The 2020 Open Source Security and Risk Analysis (OSSRA) report revealed that 99% of the codebases audited over the past year contain at least one open source component, with open source comprising 70% of the code overall.
Notable is the continued widespread use of aging or abandoned open source components, with 91% of the codebases containing components that either were more than four years out of date or had seen no development activity in the last two years.
The most concerning trend in this year’s analysis is the mounting security risk posed by unmanaged open source, with 75% of audited codebases containing open source components with known security vulnerabilities, up from 60% the previous year. Similarly, 49% of the codebases contained high-risk vulnerabilities, compared to 40% just 12 months prior.
“It’s difficult to dismiss the vital role that open source plays in modern software development and deployment, but it’s easy to overlook how it impacts your application risk posture from a security and license compliance perspective,” said Tim Mackey, principal security strategist of the Synopsys Cybersecurity Research Centre.
From the report, he noted continued struggles by organisations to effectively track and manage their open source risk. Maintaining an accurate inventory of third-party software components, including open source dependencies, and keeping it up to date is a key starting point to address application risk on multiple levels.

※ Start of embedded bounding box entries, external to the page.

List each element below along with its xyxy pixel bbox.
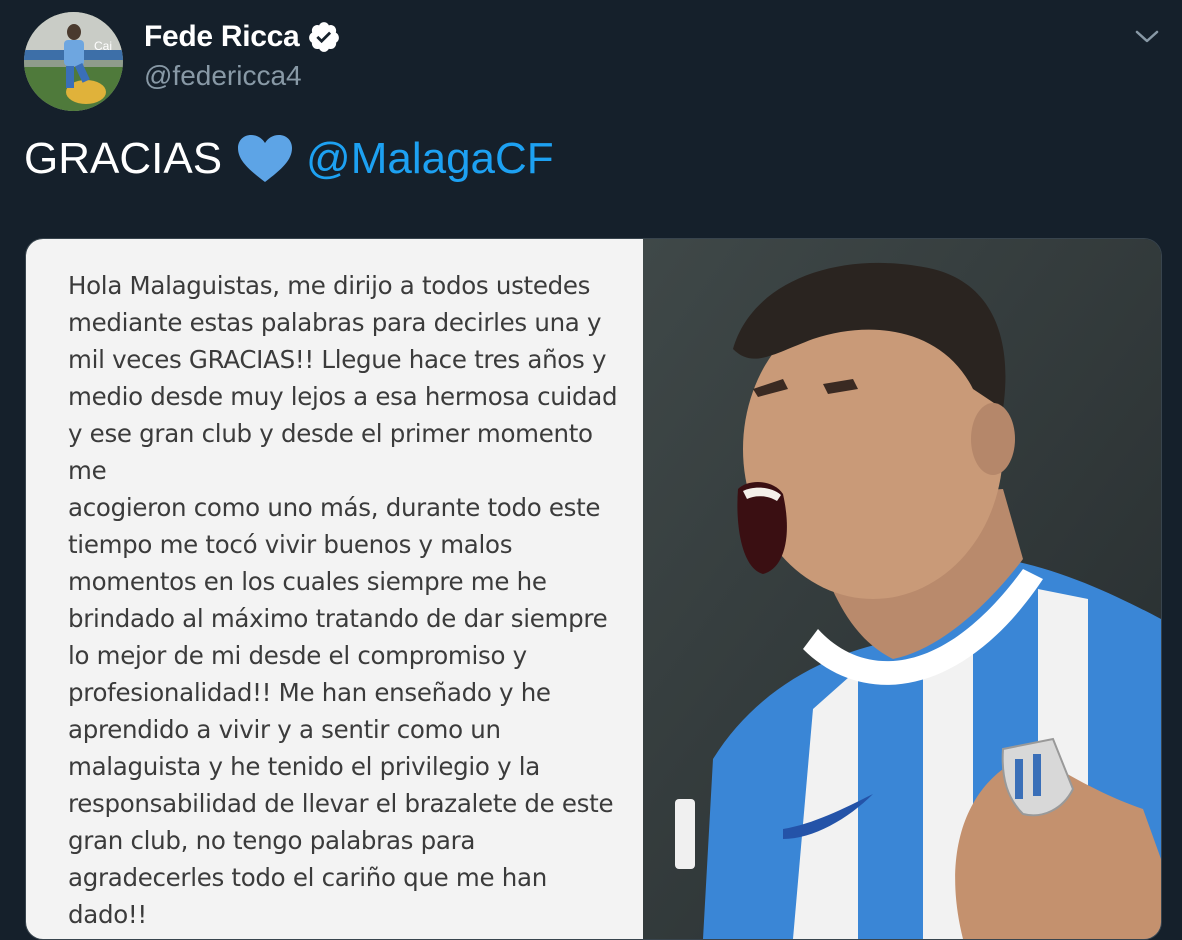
- user-handle[interactable]: @federicca4: [144, 60, 302, 92]
- tweet-text: GRACIAS @MalagaCF: [24, 134, 554, 184]
- mention-link[interactable]: @MalagaCF: [306, 134, 554, 184]
- player-photo: [643, 239, 1161, 939]
- display-name[interactable]: Fede Ricca: [144, 20, 300, 54]
- tweet-text-prefix: GRACIAS: [24, 134, 223, 183]
- avatar-image: Cai: [24, 12, 123, 111]
- chevron-down-icon[interactable]: [1132, 22, 1162, 52]
- letter-text: Hola Malaguistas, me dirijo a todos uste…: [68, 271, 618, 939]
- verified-badge-icon: [307, 20, 341, 54]
- tweet-media[interactable]: Hola Malaguistas, me dirijo a todos uste…: [25, 238, 1162, 940]
- blue-heart-icon: [236, 134, 294, 184]
- display-name-row[interactable]: Fede Ricca: [144, 20, 341, 54]
- profile-avatar[interactable]: Cai: [24, 12, 123, 111]
- letter-image: Hola Malaguistas, me dirijo a todos uste…: [26, 239, 643, 939]
- svg-text:Cai: Cai: [94, 39, 112, 53]
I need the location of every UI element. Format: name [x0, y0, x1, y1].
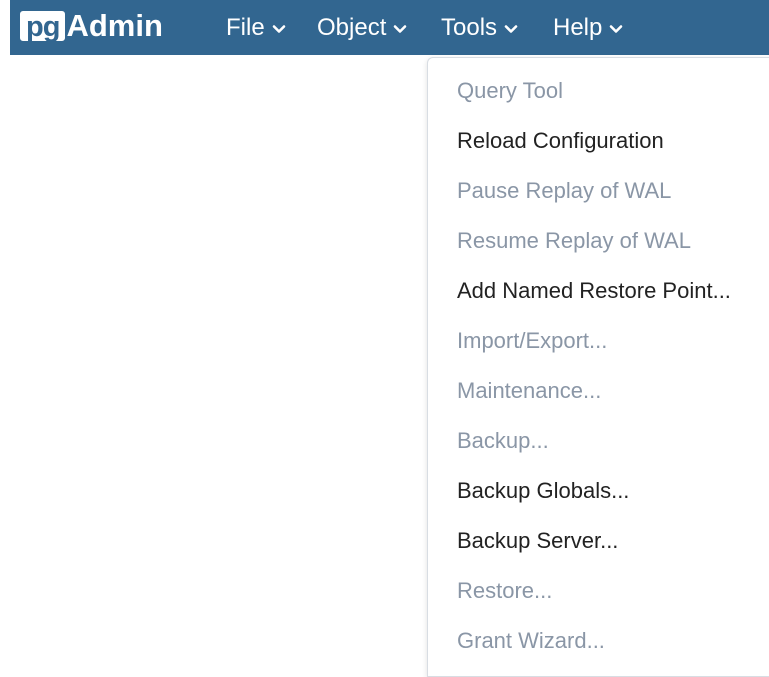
logo-admin-text: Admin	[66, 8, 163, 43]
menu-item-backup-globals[interactable]: Backup Globals...	[457, 466, 629, 516]
menu-help-label: Help	[553, 13, 603, 41]
menu-item-backup-server[interactable]: Backup Server...	[457, 516, 618, 566]
pgadmin-logo[interactable]: pg Admin	[20, 8, 163, 43]
menu-tools[interactable]: Tools	[441, 0, 519, 55]
menu-help[interactable]: Help	[553, 0, 624, 55]
menu-item-backup[interactable]: Backup...	[457, 416, 549, 466]
top-navbar: pg Admin File Object Tools Help	[10, 0, 769, 55]
menu-item-grant-wizard[interactable]: Grant Wizard...	[457, 616, 605, 666]
menu-item-add-named-restore-point[interactable]: Add Named Restore Point...	[457, 266, 731, 316]
menu-object[interactable]: Object	[317, 0, 408, 55]
menu-item-query-tool[interactable]: Query Tool	[457, 66, 563, 116]
menu-file-label: File	[226, 13, 265, 41]
menu-item-pause-replay-wal[interactable]: Pause Replay of WAL	[457, 166, 671, 216]
menu-object-label: Object	[317, 13, 387, 41]
menu-tools-label: Tools	[441, 13, 498, 41]
menu-item-resume-replay-wal[interactable]: Resume Replay of WAL	[457, 216, 691, 266]
menu-file[interactable]: File	[226, 0, 287, 55]
chevron-down-icon	[394, 24, 407, 33]
menu-item-reload-configuration[interactable]: Reload Configuration	[457, 116, 664, 166]
tools-dropdown-menu: Query Tool Reload Configuration Pause Re…	[427, 57, 769, 677]
logo-pg-mark: pg	[20, 11, 66, 42]
menu-item-import-export[interactable]: Import/Export...	[457, 316, 607, 366]
chevron-down-icon	[272, 24, 285, 33]
menu-item-restore[interactable]: Restore...	[457, 566, 552, 616]
chevron-down-icon	[504, 24, 518, 33]
menu-item-maintenance[interactable]: Maintenance...	[457, 366, 601, 416]
chevron-down-icon	[610, 24, 623, 33]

- Open source adoption continues to soar. Ninety-nine per cent of codebases contain at least some open-source, with an average of 445 open source components per codebase — a significant increase from 298 in 2018. Seventy per cent of the audited code was identified as open-source, a figure that increased from 60% in 2018 and has nearly doubled since 2015 (36%).
- Outdated and “abandoned” open source components are pervasive. Ninety-one per cent of codebases contained components that either was more than four years out of date or had no development activity in the past two years. Beyond the increased likelihood that security vulnerabilities exist, the risk of using outdated open source components is that updating them can also introduce unwanted functionality or compatibility issues.
- The use of vulnerable open source components is trending upward again. In 2019, the percentage of codebases containing vulnerable open source components rose to 75% after dropping from 78% to 60% between 2017 and 2018. Similarly, the percentage of codebases containing high-risk vulnerabilities jumped up to 49% in 2019 from 40% in 2018. Fortunately, none of the codebases audited in 2019 were impacted by the infamous Heartbleed bug or the Apache Struts vulnerability that haunted Equifax in 2017.
- Open source license conflicts continue to put intellectual property at risk. Despite its reputation for being “free,” open-source software is no different from any other software in that its use is governed by a license. Sixty-eight per cent of codebases contained some form of open source license conflict, and 33% contained open source components with no identifiable license. The prevalence of license conflicts varied significantly by industry, ranging from a high of 93% (Internet & Mobile Apps) to a relatively low of 59% (Virtual Reality, Gaming, Entertainment, Media).